Additionally, the company leverages both the cloud and artificial intelligence to help protect its customers’ information. The firm says the following on its site:
“CrowdStrike was founded in 2011 to fix a fundamental problem: The sophisticated attacks that were forcing the world’s leading businesses into the headlines could not be solved with existing malware-based defenses.”
Despite being formed less than 10 years ago, CrowdStrike has soared to a $33 billion market cap and has become a leader in the space. The firm turned profitable this year and is forecast to become even more profitable next year.
Next on my list of cybersecurity stocks is Zscaler, a company that reminds me a lot of CrowdStrike. It is a little bit smaller with a market cap of $20.2 billion. What’s more, ZS stock’s performance trails CrowdStrike slightly, up over 285% from the March lows.
That said, this company is also a growth leader in its field. I like this name with its steady revenue growth and its consistent profitability.
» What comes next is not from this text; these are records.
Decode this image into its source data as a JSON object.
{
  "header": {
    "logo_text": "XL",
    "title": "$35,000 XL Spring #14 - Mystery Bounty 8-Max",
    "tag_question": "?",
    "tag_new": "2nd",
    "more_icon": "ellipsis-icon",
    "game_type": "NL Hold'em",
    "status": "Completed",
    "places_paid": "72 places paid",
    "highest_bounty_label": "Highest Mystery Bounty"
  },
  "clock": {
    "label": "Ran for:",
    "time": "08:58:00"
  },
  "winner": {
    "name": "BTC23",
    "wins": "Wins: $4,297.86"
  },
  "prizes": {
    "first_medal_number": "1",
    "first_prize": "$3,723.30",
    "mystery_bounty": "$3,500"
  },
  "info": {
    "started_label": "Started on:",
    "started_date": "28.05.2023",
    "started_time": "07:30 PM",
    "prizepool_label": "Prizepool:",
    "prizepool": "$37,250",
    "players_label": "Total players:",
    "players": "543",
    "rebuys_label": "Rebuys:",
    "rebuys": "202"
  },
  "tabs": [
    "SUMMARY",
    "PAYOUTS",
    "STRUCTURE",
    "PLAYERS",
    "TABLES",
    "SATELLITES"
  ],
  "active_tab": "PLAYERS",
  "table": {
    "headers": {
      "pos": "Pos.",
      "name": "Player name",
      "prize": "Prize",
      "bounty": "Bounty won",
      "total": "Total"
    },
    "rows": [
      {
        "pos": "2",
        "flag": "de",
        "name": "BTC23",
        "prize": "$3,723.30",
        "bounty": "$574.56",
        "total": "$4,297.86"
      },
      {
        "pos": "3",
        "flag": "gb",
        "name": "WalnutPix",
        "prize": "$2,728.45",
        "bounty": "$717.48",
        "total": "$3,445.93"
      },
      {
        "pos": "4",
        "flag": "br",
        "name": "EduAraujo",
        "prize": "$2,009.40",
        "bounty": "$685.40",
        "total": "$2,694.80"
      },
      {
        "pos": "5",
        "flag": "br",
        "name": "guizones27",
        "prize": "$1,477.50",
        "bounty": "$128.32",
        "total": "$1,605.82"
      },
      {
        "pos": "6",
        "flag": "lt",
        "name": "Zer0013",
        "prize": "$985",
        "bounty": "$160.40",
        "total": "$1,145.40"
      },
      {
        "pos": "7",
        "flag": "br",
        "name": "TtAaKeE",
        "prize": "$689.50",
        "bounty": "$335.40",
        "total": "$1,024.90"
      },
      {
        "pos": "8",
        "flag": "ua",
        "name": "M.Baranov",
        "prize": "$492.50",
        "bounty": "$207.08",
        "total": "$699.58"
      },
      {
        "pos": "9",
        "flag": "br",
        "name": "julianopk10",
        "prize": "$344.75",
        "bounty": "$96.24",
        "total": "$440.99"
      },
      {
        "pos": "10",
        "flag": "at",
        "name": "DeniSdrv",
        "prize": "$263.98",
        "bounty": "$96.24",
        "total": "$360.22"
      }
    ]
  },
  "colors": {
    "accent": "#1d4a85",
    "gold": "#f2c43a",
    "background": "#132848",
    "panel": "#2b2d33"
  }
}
Forecasts call for 36% revenue growth this year and 29% growth next year. Additionally, while earnings growth lags a bit this year, forecasts are downright explosive for next year. Analysts estimate an increase of 25% and 80%, respectively.
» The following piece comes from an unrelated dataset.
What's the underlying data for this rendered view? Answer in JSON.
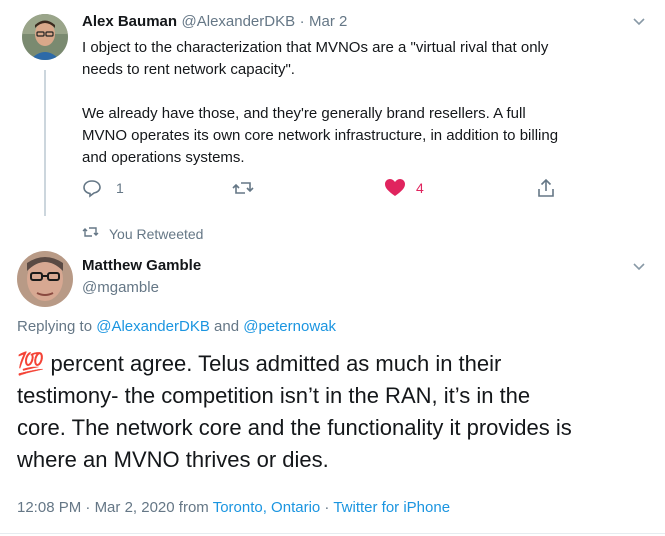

That said, the company does have about $905 million in total debt. However, with it having $1.37 billion in cash and equivalents as well as being cash flow positive for the last three years, this isn’t much of a concern.
As more companies move to the cloud, Zscaler will be there to help. That’s a shift investors can get behind.
The last on my list of cybersecurity stocks, NLOK stock has extremely promising fundamentals for any investor.
As I’ve said before, the novel coronavirus has forced many people to work from home, increasing their use of personal equipment for important professional tasks. Because of that trend, it has also become more necessary for users to have the proper protection on many of their devices. The result? An incredibly strong earnings report from NortonLifeLock on Nov. 5.
NLOK delivered a top- and bottom-line beat, while guidance was slightly ahead of estimates. Billings also topped estimates, while margins continued to head in the right direction. In fact, margins aren’t just tip-toeing higher. The company’s non-GAAP operating margin was 50.2%, up more than 20 points year-over-year (YOY) from 30.1% in Q2 of the previous fiscal year.
The company reported positive net customer additions for the second consecutive quarter and is likely to do so again in the current quarter. Finally, this stock pays out a 2.76% dividend yield, which is more than three times the payout of the 10-year Treasury yield.
On the date of publication, Bret Kenwell held a long position in FSLY.